Tearfund is part of a movement of people who are remembering the future. Seeking a different tomorrow by acting today. My desire is that this “Hope For Tomorrow" poem would not just stir within us the hope for what may be, but that it may evoke within us the courage to take the small steps in our lives to see it become a reality.
If a people can be destroyed by having their stories taken away, then let us again tell our stories. Remind each other of who we are. By such a telling, may the small stories of our lives begin to be caught up into one that is much larger.

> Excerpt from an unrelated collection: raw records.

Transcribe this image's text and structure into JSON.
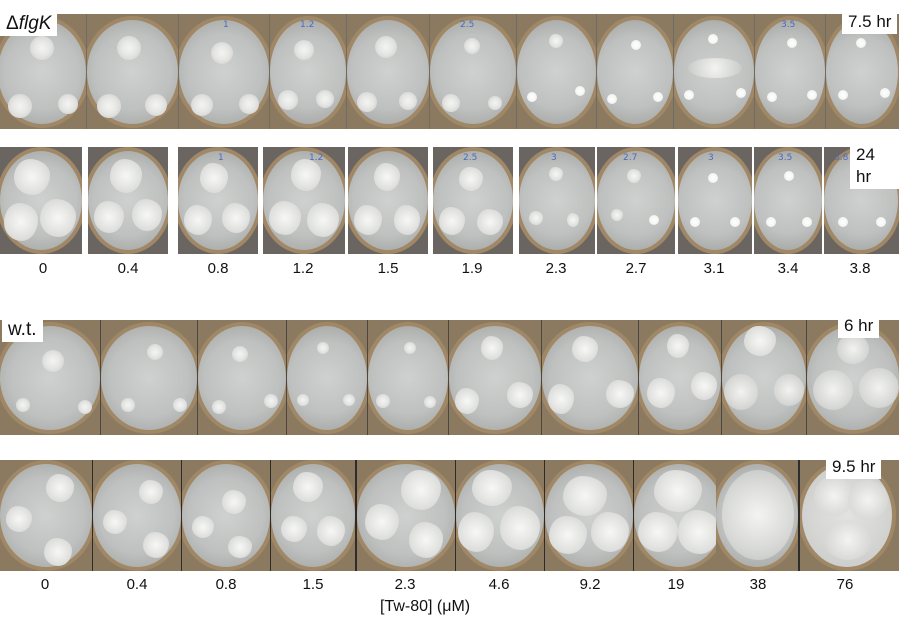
{
  "panel_top": {
    "strain_label_prefix": "Δ",
    "strain_label_gene": "flgK",
    "time_row1": "7.5 hr",
    "time_row2": "24 hr",
    "concentrations": [
      "0",
      "0.4",
      "0.8",
      "1.2",
      "1.5",
      "1.9",
      "2.3",
      "2.7",
      "3.1",
      "3.4",
      "3.8"
    ]
  },
  "panel_bottom": {
    "strain_label": "w.t.",
    "time_row1": "6 hr",
    "time_row2": "9.5 hr",
    "concentrations": [
      "0",
      "0.4",
      "0.8",
      "1.5",
      "2.3",
      "4.6",
      "9.2",
      "19",
      "38",
      "76"
    ]
  },
  "axis_title": "[Tw-80] (μM)",
  "colors": {
    "agar": "#c4c6c5",
    "colony": "#eeeeec",
    "dish_rim": "#a08866",
    "background": "#6f6b66",
    "pen_mark": "#4a6bbd"
  }
}
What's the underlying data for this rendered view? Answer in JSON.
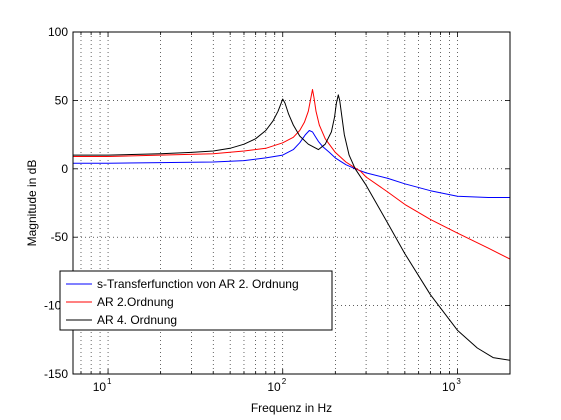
{
  "chart_data": {
    "type": "line",
    "title": "",
    "xlabel": "Frequenz in Hz",
    "ylabel": "Magnitude in dB",
    "x_scale": "log",
    "xlim": [
      6.3,
      2000
    ],
    "ylim": [
      -150,
      100
    ],
    "yticks": [
      100,
      50,
      0,
      -50,
      -100,
      -150
    ],
    "ytick_labels": [
      "100",
      "50",
      "0",
      "-50",
      "-100",
      "-150"
    ],
    "xticks": [
      {
        "value": 10,
        "base": "10",
        "exp": "1"
      },
      {
        "value": 100,
        "base": "10",
        "exp": "2"
      },
      {
        "value": 1000,
        "base": "10",
        "exp": "3"
      }
    ],
    "grid": "dotted, major and minor on log x",
    "legend_location": "lower-left",
    "series": [
      {
        "name": "s-Transferfunction von AR 2. Ordnung",
        "color": "#0000ff",
        "x": [
          6.3,
          10,
          20,
          40,
          60,
          80,
          100,
          115,
          125,
          135,
          142,
          148,
          153,
          160,
          170,
          185,
          200,
          230,
          260,
          300,
          400,
          500,
          700,
          1000,
          1500,
          2000
        ],
        "y": [
          4,
          4,
          4.5,
          5,
          6,
          8,
          10,
          14,
          19,
          25,
          28,
          27,
          24,
          20,
          16,
          12,
          8,
          3,
          0,
          -3,
          -7,
          -11,
          -16,
          -20,
          -21,
          -21
        ]
      },
      {
        "name": "AR 2.Ordnung",
        "color": "#ff0000",
        "x": [
          6.3,
          10,
          20,
          40,
          60,
          80,
          100,
          115,
          125,
          133,
          140,
          144,
          148,
          151,
          155,
          162,
          175,
          200,
          230,
          250,
          280,
          300,
          400,
          500,
          700,
          1000,
          1500,
          2000
        ],
        "y": [
          9,
          9,
          10,
          11,
          13,
          15,
          19,
          23,
          28,
          34,
          42,
          50,
          58,
          52,
          42,
          32,
          22,
          12,
          5,
          2,
          -2,
          -6,
          -17,
          -26,
          -37,
          -47,
          -58,
          -66
        ]
      },
      {
        "name": "AR 4. Ordnung",
        "color": "#000000",
        "x": [
          6.3,
          10,
          20,
          30,
          40,
          50,
          60,
          70,
          80,
          88,
          94,
          98,
          100,
          103,
          108,
          115,
          125,
          140,
          160,
          175,
          190,
          198,
          203,
          208,
          212,
          218,
          225,
          240,
          260,
          300,
          400,
          500,
          700,
          1000,
          1300,
          1600,
          2000
        ],
        "y": [
          10,
          10,
          11,
          12,
          13,
          15,
          18,
          22,
          28,
          35,
          42,
          48,
          51,
          48,
          40,
          32,
          24,
          18,
          14,
          18,
          27,
          38,
          48,
          54,
          50,
          38,
          25,
          10,
          0,
          -12,
          -40,
          -62,
          -92,
          -118,
          -131,
          -138,
          -140
        ]
      }
    ]
  }
}
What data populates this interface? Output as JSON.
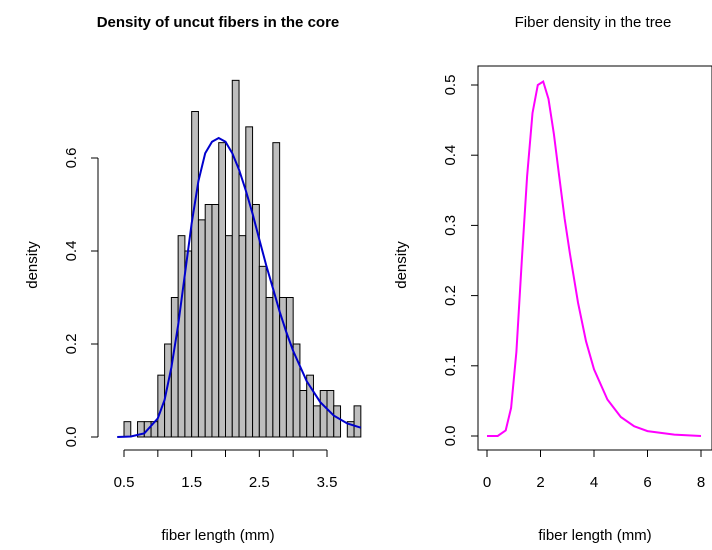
{
  "chart_data": [
    {
      "type": "bar",
      "title": "Density of uncut fibers in the core",
      "xlabel": "fiber length (mm)",
      "ylabel": "density",
      "xlim": [
        0.4,
        4.0
      ],
      "ylim": [
        0,
        0.8
      ],
      "xticks": [
        0.5,
        1.5,
        2.5,
        3.5
      ],
      "xtick_labels": [
        "0.5",
        "1.5",
        "2.5",
        "3.5"
      ],
      "yticks": [
        0.0,
        0.2,
        0.4,
        0.6
      ],
      "ytick_labels": [
        "0.0",
        "0.2",
        "0.4",
        "0.6"
      ],
      "bin_width": 0.1,
      "bins": [
        {
          "x0": 0.5,
          "x1": 0.6,
          "density": 0.033
        },
        {
          "x0": 0.6,
          "x1": 0.7,
          "density": 0.0
        },
        {
          "x0": 0.7,
          "x1": 0.8,
          "density": 0.033
        },
        {
          "x0": 0.8,
          "x1": 0.9,
          "density": 0.033
        },
        {
          "x0": 0.9,
          "x1": 1.0,
          "density": 0.033
        },
        {
          "x0": 1.0,
          "x1": 1.1,
          "density": 0.133
        },
        {
          "x0": 1.1,
          "x1": 1.2,
          "density": 0.2
        },
        {
          "x0": 1.2,
          "x1": 1.3,
          "density": 0.3
        },
        {
          "x0": 1.3,
          "x1": 1.4,
          "density": 0.433
        },
        {
          "x0": 1.4,
          "x1": 1.5,
          "density": 0.4
        },
        {
          "x0": 1.5,
          "x1": 1.6,
          "density": 0.7
        },
        {
          "x0": 1.6,
          "x1": 1.7,
          "density": 0.467
        },
        {
          "x0": 1.7,
          "x1": 1.8,
          "density": 0.5
        },
        {
          "x0": 1.8,
          "x1": 1.9,
          "density": 0.5
        },
        {
          "x0": 1.9,
          "x1": 2.0,
          "density": 0.633
        },
        {
          "x0": 2.0,
          "x1": 2.1,
          "density": 0.433
        },
        {
          "x0": 2.1,
          "x1": 2.2,
          "density": 0.767
        },
        {
          "x0": 2.2,
          "x1": 2.3,
          "density": 0.433
        },
        {
          "x0": 2.3,
          "x1": 2.4,
          "density": 0.667
        },
        {
          "x0": 2.4,
          "x1": 2.5,
          "density": 0.5
        },
        {
          "x0": 2.5,
          "x1": 2.6,
          "density": 0.367
        },
        {
          "x0": 2.6,
          "x1": 2.7,
          "density": 0.3
        },
        {
          "x0": 2.7,
          "x1": 2.8,
          "density": 0.633
        },
        {
          "x0": 2.8,
          "x1": 2.9,
          "density": 0.3
        },
        {
          "x0": 2.9,
          "x1": 3.0,
          "density": 0.3
        },
        {
          "x0": 3.0,
          "x1": 3.1,
          "density": 0.2
        },
        {
          "x0": 3.1,
          "x1": 3.2,
          "density": 0.1
        },
        {
          "x0": 3.2,
          "x1": 3.3,
          "density": 0.133
        },
        {
          "x0": 3.3,
          "x1": 3.4,
          "density": 0.067
        },
        {
          "x0": 3.4,
          "x1": 3.5,
          "density": 0.1
        },
        {
          "x0": 3.5,
          "x1": 3.6,
          "density": 0.1
        },
        {
          "x0": 3.6,
          "x1": 3.7,
          "density": 0.067
        },
        {
          "x0": 3.7,
          "x1": 3.8,
          "density": 0.0
        },
        {
          "x0": 3.8,
          "x1": 3.9,
          "density": 0.033
        },
        {
          "x0": 3.9,
          "x1": 4.0,
          "density": 0.067
        }
      ],
      "bar_fill": "#bebebe",
      "bar_stroke": "#000000",
      "curve": {
        "color": "#0000cd",
        "points": [
          [
            0.4,
            0.0
          ],
          [
            0.6,
            0.001
          ],
          [
            0.8,
            0.008
          ],
          [
            1.0,
            0.04
          ],
          [
            1.1,
            0.08
          ],
          [
            1.2,
            0.15
          ],
          [
            1.3,
            0.24
          ],
          [
            1.4,
            0.35
          ],
          [
            1.5,
            0.46
          ],
          [
            1.6,
            0.55
          ],
          [
            1.7,
            0.61
          ],
          [
            1.8,
            0.635
          ],
          [
            1.9,
            0.643
          ],
          [
            2.0,
            0.635
          ],
          [
            2.1,
            0.61
          ],
          [
            2.2,
            0.575
          ],
          [
            2.3,
            0.53
          ],
          [
            2.4,
            0.48
          ],
          [
            2.5,
            0.425
          ],
          [
            2.6,
            0.37
          ],
          [
            2.7,
            0.32
          ],
          [
            2.8,
            0.27
          ],
          [
            2.9,
            0.225
          ],
          [
            3.0,
            0.185
          ],
          [
            3.2,
            0.12
          ],
          [
            3.4,
            0.075
          ],
          [
            3.6,
            0.046
          ],
          [
            3.8,
            0.029
          ],
          [
            4.0,
            0.02
          ]
        ]
      }
    },
    {
      "type": "line",
      "title": "Fiber density in the tree",
      "xlabel": "fiber length (mm)",
      "ylabel": "density",
      "xlim": [
        -0.3,
        8.3
      ],
      "ylim": [
        -0.02,
        0.52
      ],
      "xticks": [
        0,
        2,
        4,
        6,
        8
      ],
      "xtick_labels": [
        "0",
        "2",
        "4",
        "6",
        "8"
      ],
      "yticks": [
        0.0,
        0.1,
        0.2,
        0.3,
        0.4,
        0.5
      ],
      "ytick_labels": [
        "0.0",
        "0.1",
        "0.2",
        "0.3",
        "0.4",
        "0.5"
      ],
      "series": [
        {
          "color": "#ff00ff",
          "x": [
            0,
            0.4,
            0.7,
            0.9,
            1.1,
            1.3,
            1.5,
            1.7,
            1.9,
            2.1,
            2.3,
            2.5,
            2.7,
            2.9,
            3.1,
            3.4,
            3.7,
            4.0,
            4.5,
            5.0,
            5.5,
            6.0,
            7.0,
            8.0
          ],
          "values": [
            0.0,
            0.0,
            0.008,
            0.04,
            0.12,
            0.25,
            0.37,
            0.46,
            0.5,
            0.505,
            0.48,
            0.43,
            0.37,
            0.31,
            0.26,
            0.19,
            0.135,
            0.095,
            0.052,
            0.027,
            0.014,
            0.007,
            0.002,
            0.0
          ]
        }
      ]
    }
  ]
}
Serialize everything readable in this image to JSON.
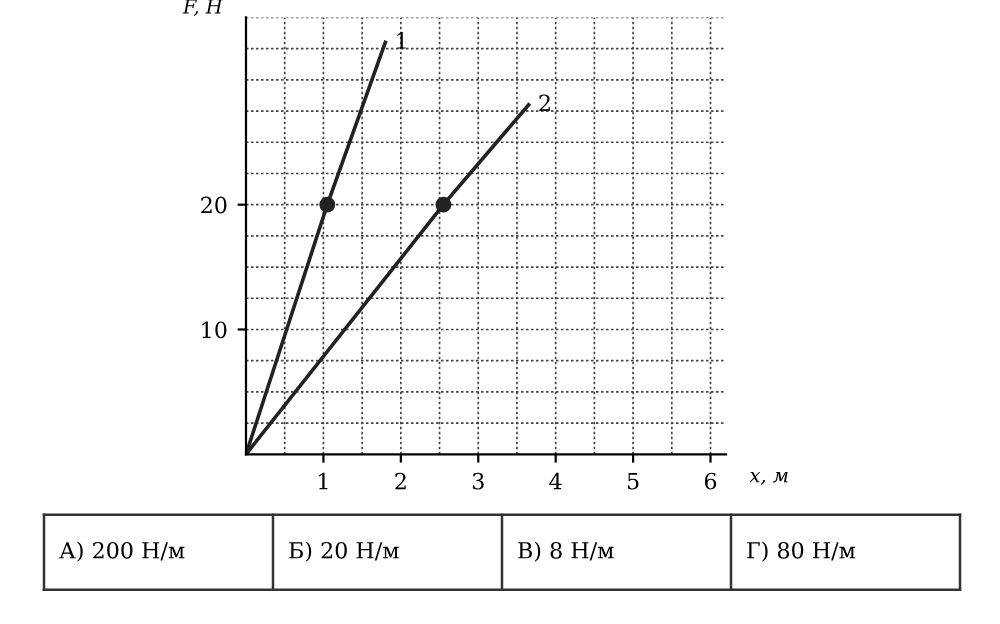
{
  "chart_data": {
    "type": "line",
    "xlabel": "x, м",
    "ylabel": "F, Н",
    "series": [
      {
        "name": "1",
        "color": "#222222",
        "x": [
          0,
          1.05,
          1.8
        ],
        "values": [
          0,
          20,
          33
        ]
      },
      {
        "name": "2",
        "color": "#222222",
        "x": [
          0,
          2.55,
          3.65
        ],
        "values": [
          0,
          20,
          28
        ]
      },
      {
        "type": "scatter",
        "color": "#222222",
        "x": [
          1.05,
          2.55
        ],
        "values": [
          20,
          20
        ],
        "marker": "circle"
      }
    ],
    "xlim": [
      0,
      6.2
    ],
    "ylim": [
      0,
      35
    ],
    "xticks": [
      1,
      2,
      3,
      4,
      5,
      6
    ],
    "yticks": [
      10,
      20
    ],
    "grid": true,
    "line_style": "solid",
    "annotations": [
      "А) 200 Н/м",
      "Б) 20 Н/м",
      "В) 8 Н/м",
      "Г) 80 Н/м"
    ]
  }
}
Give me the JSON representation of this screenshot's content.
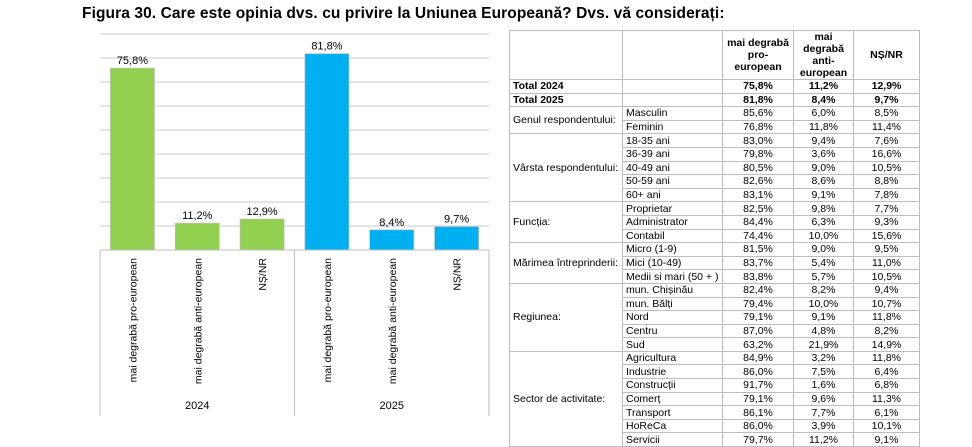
{
  "figure_title": "Figura  30. Care este opinia dvs. cu privire la Uniunea Europeană? Dvs. vă considerați:",
  "chart_data": {
    "type": "bar",
    "title": "Figura  30. Care este opinia dvs. cu privire la Uniunea Europeană? Dvs. vă considerați:",
    "xlabel": "",
    "ylabel": "",
    "ylim": [
      0,
      90
    ],
    "ytick_step": 10,
    "grid": true,
    "legend": "none",
    "groups": [
      {
        "name": "2024",
        "color": "#92D050",
        "categories": [
          "mai degrabă pro-european",
          "mai degrabă anti-european",
          "NȘ/NR"
        ],
        "values": [
          75.8,
          11.2,
          12.9
        ],
        "labels": [
          "75,8%",
          "11,2%",
          "12,9%"
        ]
      },
      {
        "name": "2025",
        "color": "#00B0F0",
        "categories": [
          "mai degrabă pro-european",
          "mai degrabă anti-european",
          "NȘ/NR"
        ],
        "values": [
          81.8,
          8.4,
          9.7
        ],
        "labels": [
          "81,8%",
          "8,4%",
          "9,7%"
        ]
      }
    ]
  },
  "table": {
    "headers": [
      "",
      "",
      "mai degrabă pro-european",
      "mai degrabă anti-european",
      "NȘ/NR"
    ],
    "totals": [
      {
        "label": "Total 2024",
        "values": [
          "75,8%",
          "11,2%",
          "12,9%"
        ]
      },
      {
        "label": "Total 2025",
        "values": [
          "81,8%",
          "8,4%",
          "9,7%"
        ]
      }
    ],
    "groups": [
      {
        "label": "Genul respondentului:",
        "rows": [
          {
            "label": "Masculin",
            "values": [
              "85,6%",
              "6,0%",
              "8,5%"
            ]
          },
          {
            "label": "Feminin",
            "values": [
              "76,8%",
              "11,8%",
              "11,4%"
            ]
          }
        ]
      },
      {
        "label": "Vârsta respondentului:",
        "rows": [
          {
            "label": "18-35 ani",
            "values": [
              "83,0%",
              "9,4%",
              "7,6%"
            ]
          },
          {
            "label": "36-39 ani",
            "values": [
              "79,8%",
              "3,6%",
              "16,6%"
            ]
          },
          {
            "label": "40-49 ani",
            "values": [
              "80,5%",
              "9,0%",
              "10,5%"
            ]
          },
          {
            "label": "50-59 ani",
            "values": [
              "82,6%",
              "8,6%",
              "8,8%"
            ]
          },
          {
            "label": "60+ ani",
            "values": [
              "83,1%",
              "9,1%",
              "7,8%"
            ]
          }
        ]
      },
      {
        "label": "Funcția:",
        "rows": [
          {
            "label": "Proprietar",
            "values": [
              "82,5%",
              "9,8%",
              "7,7%"
            ]
          },
          {
            "label": "Administrator",
            "values": [
              "84,4%",
              "6,3%",
              "9,3%"
            ]
          },
          {
            "label": "Contabil",
            "values": [
              "74,4%",
              "10,0%",
              "15,6%"
            ]
          }
        ]
      },
      {
        "label": "Mărimea întreprinderii:",
        "rows": [
          {
            "label": "Micro (1-9)",
            "values": [
              "81,5%",
              "9,0%",
              "9,5%"
            ]
          },
          {
            "label": "Mici (10-49)",
            "values": [
              "83,7%",
              "5,4%",
              "11,0%"
            ]
          },
          {
            "label": "Medii si mari (50 + )",
            "values": [
              "83,8%",
              "5,7%",
              "10,5%"
            ]
          }
        ]
      },
      {
        "label": "Regiunea:",
        "rows": [
          {
            "label": "mun. Chișinău",
            "values": [
              "82,4%",
              "8,2%",
              "9,4%"
            ]
          },
          {
            "label": "mun. Bălți",
            "values": [
              "79,4%",
              "10,0%",
              "10,7%"
            ]
          },
          {
            "label": "Nord",
            "values": [
              "79,1%",
              "9,1%",
              "11,8%"
            ]
          },
          {
            "label": "Centru",
            "values": [
              "87,0%",
              "4,8%",
              "8,2%"
            ]
          },
          {
            "label": "Sud",
            "values": [
              "63,2%",
              "21,9%",
              "14,9%"
            ]
          }
        ]
      },
      {
        "label": "Sector de activitate:",
        "rows": [
          {
            "label": "Agricultura",
            "values": [
              "84,9%",
              "3,2%",
              "11,8%"
            ]
          },
          {
            "label": "Industrie",
            "values": [
              "86,0%",
              "7,5%",
              "6,4%"
            ]
          },
          {
            "label": "Construcții",
            "values": [
              "91,7%",
              "1,6%",
              "6,8%"
            ]
          },
          {
            "label": "Comerț",
            "values": [
              "79,1%",
              "9,6%",
              "11,3%"
            ]
          },
          {
            "label": "Transport",
            "values": [
              "86,1%",
              "7,7%",
              "6,1%"
            ]
          },
          {
            "label": "HoReCa",
            "values": [
              "86,0%",
              "3,9%",
              "10,1%"
            ]
          },
          {
            "label": "Servicii",
            "values": [
              "79,7%",
              "11,2%",
              "9,1%"
            ]
          }
        ]
      }
    ]
  }
}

“I met a man who saw the world differently
sat cross-legged at his feet, and he told me…
remember the past
but cast your eyes forward,
for tomorrow…
our hope shall be a louder voice than our apathy,
our apathy shall finally take a step forward,
our steps forward shall lead us somewhere, mean something, hold meaning like friends hold each other crying, I am crying for this world to change. Tears of empathy and sometimes apathy, I cry today
for tomorrow
even these tears shall be wiped from our faces, lift your cheeks though they are wet, there is one who shall collect them yet, hold them in his hands and call it the ocean, beckon you to set sail, turn your face to the horizon,
for tomorrow
the nooses drawn tight around the necks of the oppressed will be like halos like the saints around their heads, a guiding light for the rest of us, let us, see the way forward comes not through power and politic but through small acts of courage and change, change, change us, like loose coins are never gonna fix this problem so let us go deeper than just charity, change us like sweat shops closing, change us like politicians stop posing, change us like half the women of the world don’t have to be abused, change us like somebody has to stand up
for tomorrow
we shall not just talk of gender equality but rather women who in total work 2/3 of worlds working hours will one day get paid more than just 10% of the world’s income,
for tomorrow
we imagine a day when corners do not exist, those years of muddy lips pressed against white skin, the many times she’d lie under the weight of a man’s insecurity, forced into slavery, fingers that rubbed bruises into her flesh, as the sweat of large men stain her breasts that are the tools of her trade, street worker taking tricks on her corner, imagine a day when corners do not exist.
for tomorrow
the weapons will be piled high, and tanks left dry, drones in the sky no more, we turn their swords into ploughshares, I make a garden from your M16, I irrigate the earth from your death machine and hold out to you a meal for us all to sit at the same table
for tomorrow
Israeli and Palestinian shall sit down and have dinner again, the rich shall eat with the poor, and the oppressor with the oppressed and they shall talk of forgiveness, truth and reconciliation,
for tomorrow
the betrayed shall no longer seek revenge, and revenge shall no longer be found in the dictionary and neither shall poverty, nor infant mortality, nor hungry, nor thirsty, nor children searching through waste dumps, oil pumps leaking the ocean, 21million in slavery no more
for tomorrow we live in colour,
for tomorrow we dance on the streets
for tomorrow we look the other in the eye
for tomorrow we embrace
for tomorrow we are set free
for today WE…
crawl on hands and knees believing the tomorrow we are seeing
stretch our eyes forward, move our limbs, turn our heads toward the sound of liberation,
we wait, and this waiting is an ache, and this ache is a burden,
I ache and this ache is a burden, and this ache is a burden,
heavy and hopeful, this ache is a back scratch never quite reaching that sweet spot,
and so we keep on scratching, we keep on moving, we keep on working,
we keep on crawling, we keep going forward,
we seek for tomorrow by acting today, until this world is as it was always meant to be.”